Part 2 Lesson 9 wiki

He didn’t really mean 4+4+21=26?

3 Likes

Does creating pandas DataFrames introduce any overhead that might compromise performance?

1 Like

Maybe it works. We might have to do an experiment and see for ourselves.

Yes, because if one kind of input has it’s loss around 10 and the other is around 1, the former will dominate the loss, and the model won’t learn to do a good job for the latter.

2 Likes

The 3 objects that print out, all are indexed somewhere, where is that again?

Just want to say Lecture 8 CS231N W2016 and Lecture 11 CS231N S2017 make excellent companion lectures to this lesson.

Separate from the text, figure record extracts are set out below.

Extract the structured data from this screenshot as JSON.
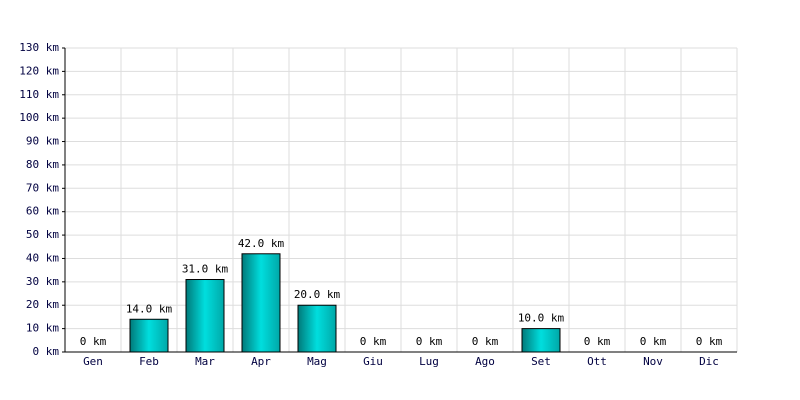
{
  "chart_data": {
    "type": "bar",
    "categories": [
      "Gen",
      "Feb",
      "Mar",
      "Apr",
      "Mag",
      "Giu",
      "Lug",
      "Ago",
      "Set",
      "Ott",
      "Nov",
      "Dic"
    ],
    "values": [
      0,
      14,
      31,
      42,
      20,
      0,
      0,
      0,
      10,
      0,
      0,
      0
    ],
    "value_labels": [
      "0 km",
      "14.0 km",
      "31.0 km",
      "42.0 km",
      "20.0 km",
      "0 km",
      "0 km",
      "0 km",
      "10.0 km",
      "0 km",
      "0 km",
      "0 km"
    ],
    "color": "#00cccc",
    "ylim": [
      0,
      130
    ],
    "yticks": [
      {
        "value": 0,
        "label": "0 km"
      },
      {
        "value": 10,
        "label": "10 km"
      },
      {
        "value": 20,
        "label": "20 km"
      },
      {
        "value": 30,
        "label": "30 km"
      },
      {
        "value": 40,
        "label": "40 km"
      },
      {
        "value": 50,
        "label": "50 km"
      },
      {
        "value": 60,
        "label": "60 km"
      },
      {
        "value": 70,
        "label": "70 km"
      },
      {
        "value": 80,
        "label": "80 km"
      },
      {
        "value": 90,
        "label": "90 km"
      },
      {
        "value": 100,
        "label": "100 km"
      },
      {
        "value": 110,
        "label": "110 km"
      },
      {
        "value": 120,
        "label": "120 km"
      },
      {
        "value": 130,
        "label": "130 km"
      }
    ],
    "grid": true
  }
}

The first halves are more/less on R-CNN, but the latter halves cover YOLO/SSD.

20 Likes

use a conv layer that outputs that… not necessarily stride2

2 Likes

Does anybody have a good article to explain Jaccard Indexes?

3 Likes

Random question: And also, what does this difficulty of object detection in an image say about captchas, why is that more difficult, bc it’s computationally expensive for a bot to do this when it asks humans to identify what is and isn’t in an image (usually used for password protection/security questions)?

4 Likes

I want to know the answer to this too!

Why would spatial transformer liket his not work?

http://pytorch.org/tutorials/intermediate/spatial_transformer_tutorial.html

1 Like

Your captcha answers are being used as data to train neural nets, so I would bet that if deep learning can’t break captchas yet, it will be able to very soon in the future

1 Like

You could even build this yourself for a small fee by getting a site to crowdsource solving these for your data.

How do the bounding boxes span across the anchor boxes? Aren’t we predicting if the object is in the anchor box?

1 Like

Okay, I missed something: why are the bounding boxes found not exactly equal to the anchor boxes?

2 Likes

probably merging boxes having same labels spanning across anchor boxes

The anchor boxes evenly divide the image (say into a 2x2 or 4x4 grid), while the bounding boxes are still the rectangles that closely surround the object

3 Likes

Okay, I missed this point:

are t, x one hot encoded?

What’s their dimensions?

How do we decide how the bounding box is aligned? Stretched horizontally or vertically?

Or are we simply combining anchor boxes based on IOU?

1 Like

Who came up with the Jaccard Index Trick? Its pretty cool !

and with the one-hot encoding in the loss function, why did he add one and then immediately subtract it? how is that different from not adding one / not subtracting it?